Glance at window: “dang, the texture didn’t load”
Tries leaving church and walking back in again.
Thanks Bethesda
every small city has that one dictator chic house
I don't know why, but every city, no matter how big, has some insanely stacked dictator-looking McMansion somewhere outside the city limits. If you sort your Zillow results as Price: High - Low, this house will pop up first. It costs something like $5,000,000. It is 10,000 square feet. There are usually frescos and tawdry gildedness of some variety. The realtor's text brags of marble and uses the word "Manor."
Today, our house, squarely in this category, is found in the suburbs of Milwaukee, WI, not really a place known for unhinged 21st century robber barons. In fact, I find Wisconsin to be one of the least McMansion-dense states in the country. Even the guy who invented Culvers or the Milwaukee Bucks probably has a much less insane house than the one I'm about to show you:
Built in 1999 (owing to what kind of economic event outside of perhaps the dot-com bubble, I'm not sure), this house is indeed around $5 million and 10,000 square feet.

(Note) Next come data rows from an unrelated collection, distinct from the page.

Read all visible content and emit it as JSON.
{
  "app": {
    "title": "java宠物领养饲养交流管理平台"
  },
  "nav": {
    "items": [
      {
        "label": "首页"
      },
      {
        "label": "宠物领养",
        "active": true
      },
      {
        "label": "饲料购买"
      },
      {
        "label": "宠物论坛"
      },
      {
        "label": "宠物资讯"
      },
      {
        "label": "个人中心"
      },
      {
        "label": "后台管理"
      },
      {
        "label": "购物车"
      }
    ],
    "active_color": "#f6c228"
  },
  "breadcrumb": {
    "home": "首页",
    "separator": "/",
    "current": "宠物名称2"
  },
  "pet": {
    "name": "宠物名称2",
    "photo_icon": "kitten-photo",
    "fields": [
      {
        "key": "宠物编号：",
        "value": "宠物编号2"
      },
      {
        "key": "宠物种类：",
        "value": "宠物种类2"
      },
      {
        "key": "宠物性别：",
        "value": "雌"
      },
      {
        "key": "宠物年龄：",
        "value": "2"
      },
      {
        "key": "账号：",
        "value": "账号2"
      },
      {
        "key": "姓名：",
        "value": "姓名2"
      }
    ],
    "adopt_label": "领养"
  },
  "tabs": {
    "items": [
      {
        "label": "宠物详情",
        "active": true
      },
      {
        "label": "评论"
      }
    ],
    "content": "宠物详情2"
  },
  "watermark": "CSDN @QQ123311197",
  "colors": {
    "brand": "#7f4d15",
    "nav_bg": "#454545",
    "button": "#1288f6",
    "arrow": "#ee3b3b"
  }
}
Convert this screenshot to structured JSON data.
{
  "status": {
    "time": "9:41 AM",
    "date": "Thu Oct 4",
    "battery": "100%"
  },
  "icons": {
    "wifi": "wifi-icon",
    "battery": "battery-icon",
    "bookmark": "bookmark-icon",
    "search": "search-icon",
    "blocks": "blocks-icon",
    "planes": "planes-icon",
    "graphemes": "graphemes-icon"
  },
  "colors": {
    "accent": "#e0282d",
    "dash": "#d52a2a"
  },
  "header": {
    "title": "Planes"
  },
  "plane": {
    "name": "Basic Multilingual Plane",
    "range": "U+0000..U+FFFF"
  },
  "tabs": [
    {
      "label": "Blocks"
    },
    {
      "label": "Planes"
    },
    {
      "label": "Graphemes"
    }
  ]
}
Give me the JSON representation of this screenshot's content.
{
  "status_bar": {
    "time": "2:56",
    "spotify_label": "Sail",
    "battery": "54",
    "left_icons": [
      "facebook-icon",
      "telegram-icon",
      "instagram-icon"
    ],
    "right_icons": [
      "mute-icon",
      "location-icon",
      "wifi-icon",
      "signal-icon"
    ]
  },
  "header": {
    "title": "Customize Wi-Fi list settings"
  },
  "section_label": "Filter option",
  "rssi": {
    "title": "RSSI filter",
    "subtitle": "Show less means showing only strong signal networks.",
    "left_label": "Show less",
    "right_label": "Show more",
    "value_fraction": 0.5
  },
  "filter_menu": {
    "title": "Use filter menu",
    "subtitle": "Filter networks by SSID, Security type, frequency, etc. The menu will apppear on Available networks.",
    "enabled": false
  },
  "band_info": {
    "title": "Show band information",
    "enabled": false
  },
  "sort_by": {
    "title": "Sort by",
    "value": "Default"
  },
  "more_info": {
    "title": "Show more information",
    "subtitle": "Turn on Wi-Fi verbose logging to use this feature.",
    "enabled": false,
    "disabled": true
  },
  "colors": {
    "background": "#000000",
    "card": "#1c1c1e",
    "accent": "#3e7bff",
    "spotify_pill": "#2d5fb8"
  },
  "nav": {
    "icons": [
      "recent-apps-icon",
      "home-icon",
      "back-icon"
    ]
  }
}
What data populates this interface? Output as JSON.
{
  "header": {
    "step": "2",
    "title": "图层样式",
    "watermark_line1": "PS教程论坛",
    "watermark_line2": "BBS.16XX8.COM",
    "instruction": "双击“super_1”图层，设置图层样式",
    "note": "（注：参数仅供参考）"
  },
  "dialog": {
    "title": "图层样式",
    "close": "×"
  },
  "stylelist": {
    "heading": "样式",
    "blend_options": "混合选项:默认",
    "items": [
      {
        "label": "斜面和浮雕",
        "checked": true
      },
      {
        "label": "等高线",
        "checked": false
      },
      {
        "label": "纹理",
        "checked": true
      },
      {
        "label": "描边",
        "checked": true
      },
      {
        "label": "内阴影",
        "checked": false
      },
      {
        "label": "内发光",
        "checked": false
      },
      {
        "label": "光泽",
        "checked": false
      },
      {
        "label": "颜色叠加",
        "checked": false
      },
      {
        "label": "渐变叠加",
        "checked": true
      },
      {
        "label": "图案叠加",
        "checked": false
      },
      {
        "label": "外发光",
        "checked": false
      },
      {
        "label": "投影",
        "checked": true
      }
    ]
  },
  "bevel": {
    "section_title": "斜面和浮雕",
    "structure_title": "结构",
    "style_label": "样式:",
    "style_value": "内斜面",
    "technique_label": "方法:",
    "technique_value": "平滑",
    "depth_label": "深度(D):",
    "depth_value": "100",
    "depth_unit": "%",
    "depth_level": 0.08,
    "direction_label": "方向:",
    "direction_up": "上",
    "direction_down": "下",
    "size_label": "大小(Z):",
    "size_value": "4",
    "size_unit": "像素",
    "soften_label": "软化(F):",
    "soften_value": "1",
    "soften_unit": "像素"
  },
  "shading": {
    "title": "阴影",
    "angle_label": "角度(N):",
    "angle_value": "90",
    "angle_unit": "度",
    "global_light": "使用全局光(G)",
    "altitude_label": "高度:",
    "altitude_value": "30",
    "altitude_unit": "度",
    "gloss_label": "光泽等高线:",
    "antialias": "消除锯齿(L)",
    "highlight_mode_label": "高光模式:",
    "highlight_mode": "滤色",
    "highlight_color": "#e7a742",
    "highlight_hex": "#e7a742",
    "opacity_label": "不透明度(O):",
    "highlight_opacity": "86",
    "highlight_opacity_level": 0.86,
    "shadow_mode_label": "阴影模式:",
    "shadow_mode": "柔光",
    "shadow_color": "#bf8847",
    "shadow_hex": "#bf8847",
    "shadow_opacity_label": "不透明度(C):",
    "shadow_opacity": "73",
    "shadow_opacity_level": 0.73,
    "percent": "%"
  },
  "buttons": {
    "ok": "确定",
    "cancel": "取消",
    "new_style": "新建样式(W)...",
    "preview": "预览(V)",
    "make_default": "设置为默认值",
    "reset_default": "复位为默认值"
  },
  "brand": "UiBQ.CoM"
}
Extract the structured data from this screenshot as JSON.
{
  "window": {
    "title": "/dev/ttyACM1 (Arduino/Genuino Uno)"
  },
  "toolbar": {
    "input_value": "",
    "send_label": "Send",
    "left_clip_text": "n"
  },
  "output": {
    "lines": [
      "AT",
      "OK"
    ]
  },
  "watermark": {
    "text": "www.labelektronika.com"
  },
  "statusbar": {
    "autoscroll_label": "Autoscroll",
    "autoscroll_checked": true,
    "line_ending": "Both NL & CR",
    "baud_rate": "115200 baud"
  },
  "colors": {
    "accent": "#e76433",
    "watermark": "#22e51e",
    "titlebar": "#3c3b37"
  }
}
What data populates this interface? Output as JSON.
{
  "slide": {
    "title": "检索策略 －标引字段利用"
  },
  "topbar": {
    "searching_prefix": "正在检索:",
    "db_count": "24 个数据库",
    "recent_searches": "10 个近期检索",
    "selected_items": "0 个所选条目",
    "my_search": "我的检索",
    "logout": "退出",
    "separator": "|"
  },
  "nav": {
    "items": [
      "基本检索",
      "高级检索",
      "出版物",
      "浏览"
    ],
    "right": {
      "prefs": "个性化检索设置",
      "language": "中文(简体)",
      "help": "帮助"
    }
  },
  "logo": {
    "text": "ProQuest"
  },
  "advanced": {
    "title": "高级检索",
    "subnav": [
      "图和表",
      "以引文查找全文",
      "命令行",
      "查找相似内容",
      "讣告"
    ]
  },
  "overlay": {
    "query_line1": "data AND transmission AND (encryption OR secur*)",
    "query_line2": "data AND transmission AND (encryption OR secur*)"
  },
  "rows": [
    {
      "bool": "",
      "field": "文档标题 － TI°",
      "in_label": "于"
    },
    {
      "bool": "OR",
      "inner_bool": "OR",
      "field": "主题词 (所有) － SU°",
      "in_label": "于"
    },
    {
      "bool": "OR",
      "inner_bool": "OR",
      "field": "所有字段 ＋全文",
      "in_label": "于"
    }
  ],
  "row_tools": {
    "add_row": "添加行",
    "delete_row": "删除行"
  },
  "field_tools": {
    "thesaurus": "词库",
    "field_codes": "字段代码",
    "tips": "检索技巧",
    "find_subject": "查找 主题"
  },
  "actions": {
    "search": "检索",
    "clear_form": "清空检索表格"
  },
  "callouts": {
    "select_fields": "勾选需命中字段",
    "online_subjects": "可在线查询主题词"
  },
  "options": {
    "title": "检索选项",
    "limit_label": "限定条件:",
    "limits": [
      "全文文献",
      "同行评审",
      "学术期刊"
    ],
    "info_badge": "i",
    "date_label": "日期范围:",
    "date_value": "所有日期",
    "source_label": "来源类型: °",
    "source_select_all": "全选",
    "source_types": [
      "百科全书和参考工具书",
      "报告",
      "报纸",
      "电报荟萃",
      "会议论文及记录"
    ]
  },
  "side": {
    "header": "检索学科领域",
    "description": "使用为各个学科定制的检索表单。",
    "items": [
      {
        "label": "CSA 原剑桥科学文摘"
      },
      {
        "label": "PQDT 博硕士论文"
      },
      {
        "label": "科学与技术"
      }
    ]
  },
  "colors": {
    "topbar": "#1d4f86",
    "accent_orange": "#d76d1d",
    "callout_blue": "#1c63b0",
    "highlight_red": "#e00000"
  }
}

I am not sure how much of the square footage includes the garage. Anyway, if you told me this house was from Wisconsin, I would not have believed you. Illinois, maybe, the DC area, maybe, California, maybe, Texas, most likely. But no. It is in Milwaukee and it is the one house in the surrounding area that looks like this and costs this much.
In typical local-magnate fashion, the house opens up with white and gilding. This is how you know the people who live there are really rich and have Made It. All the McMansion signifiers are present: chopsticks machine, lawyer foyer, puzzling and dull art, always in imitation of something architecturally undefined but possibly French.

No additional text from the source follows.